Confusion Inquiry Stage

The Court of Appeal confirmed that there is a difference between the approaches to the confusion inquiry in opposition proceedings as compared to infringement actions. In opposition proceedings, the court must have full regard to the full range of notional and actual uses of the mark.  On the other hand, in infringement actions, the court has to compare the full range of notional fair uses of the incumbent mark against the actual use of the later mark.  In practice, this translates to a higher threshold to be met by an applicant in opposition proceedings. It bears mentioning that the foregoing accords with the position enunciated by the courts in Europe and the United Kingdom.

In respect of factors which are extraneous to the competing marks and to the products in relation to which the marks are used, the Court of Appeal stated that it is not relevant to have regard to extraneous factors concerning the actual and particular circumstances and way in which the mark has been used on the goods in opposition proceedings. Further, in both opposition proceedings and infringement actions, it is impermissible during the confusion inquiry stage to consider factors consisting of steps undertaken by a trader to differentiate his goods or marks from those of the owner of the incumbent mark. Extraneous factors which relate to the nature of the goods or services and the degree of care that would be applied by the customer remained relevant. Be that as it may, the Court of Appeal cautioned that extraneous factors must be managed so as to strike a balance between the competing goals of the trademark registration regime.

 

Initial interest confusion/Goodwill

The Court of Appeal considered the “initial interest confusion” doctrine, which is derived from American trademark law and is focused on protecting the reputation and the goodwill of the prior registered mark. This doctrine has been applied both broadly and restrictively. Under the broad interpretation, it is sufficient to show that the consumer was drawn to the defendant's goods based on its ostensible association with the plaintiff's mark. On the restricted interpretation, initial interest confusion is applicable only if it gives rise to a real risk that the potential consumer will actually purchase the defendant's goods even upon knowing that they are not the plaintiff’s goods. The Court of Appeal confirmed that the doctrine of initial interest confusion should not be introduced into Singapore law as it is inconsistent with the purpose of Section 8(2) of the Trade Marks Act.

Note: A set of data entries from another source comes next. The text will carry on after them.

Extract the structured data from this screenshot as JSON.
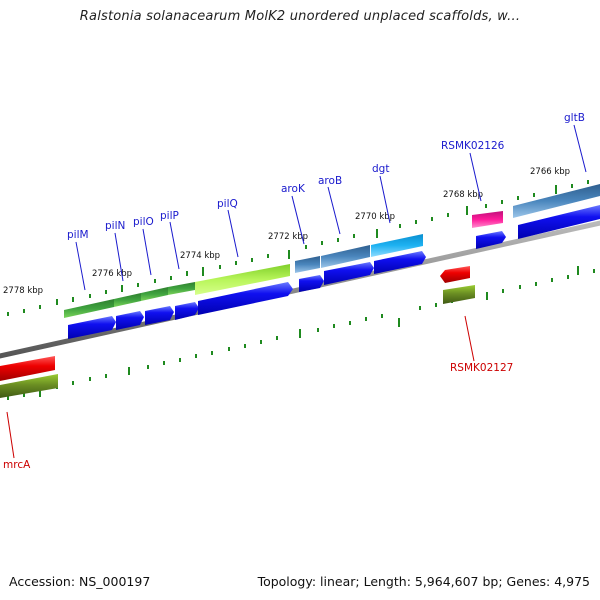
{
  "header": {
    "title": "Ralstonia solanacearum MolK2 unordered unplaced scaffolds, w..."
  },
  "footer": {
    "accession": "Accession: NS_000197",
    "summary": "Topology: linear; Length: 5,964,607 bp; Genes: 4,975"
  },
  "scale_ticks": [
    "2778 kbp",
    "2776 kbp",
    "2774 kbp",
    "2772 kbp",
    "2770 kbp",
    "2768 kbp",
    "2766 kbp"
  ],
  "genes_top": [
    "pilM",
    "pilN",
    "pilO",
    "pilP",
    "pilQ",
    "aroK",
    "aroB",
    "dgt",
    "RSMK02126",
    "gltB"
  ],
  "genes_bottom": [
    "RSMK02127",
    "mrcA"
  ],
  "colors": {
    "top_gene_label": "#1a1acd",
    "bottom_gene_label": "#cc0000",
    "cds_arrow": "#0000e6",
    "tick": "#1f8a1f",
    "backbone": "#888888",
    "green_dark": "#2e8b2e",
    "green_light": "#a8f04c",
    "steelblue": "#4682b4",
    "deepskyblue": "#1ea6e8",
    "magenta": "#ff1493",
    "red": "#ee0000",
    "olive": "#6b8e23"
  }
}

The Court of Appeal also considered the approaches undertaken by the courts in ascertaining goodwill, namely:

  1. the hard-line approach where it is essential for the trader to have carried on his trade within the jurisdiction to establish goodwill; and
  2. the soft-line approach where goodwill is established if the trader has an international reputation and is able to draw customers to the source of its attractive force.

The Court of Appeal confirmed the hard-line approach as the approach applicable to Singapore but added that the approach is softened to the extent that any pre-trading activity need not be revenue-generating as long as it is directed at generating demand for the plaintiff’s business and the trader evinces an unequivocal intention to enter the market.

Conclusion

All things considered, the Court of Appeal dismissed the Applicant's appeal. The Court of Appeal found that there was (a) a high degree of aural similarity between the competing marks because of the distinctiveness of the common “REGIS” component in both the technical and nontechnical senses; and (b) a fair degree of conceptual similarity as the marks share a tendency to connote a place or building.

The Court of Appeal allowed the Opponents' appeal in respect of sections 8(2)(b) and 8(4)(b)(i) of the Trade Marks Act. The Court of Appeal was satisfied that the proximity of the markets in which the Opponents and the Applicant operate gave rise to possibility that the Opponents' business expansion opportunities would be prejudiced. However, the Court of Appeal dismissed the Opponents’ appeal in respect of Section 8(7)(a) of the Trade Marks Act as the Court of Appeal was satisfied that there was no goodwill in the Opponents’ hotel in Singapore for the purpose of an opposition.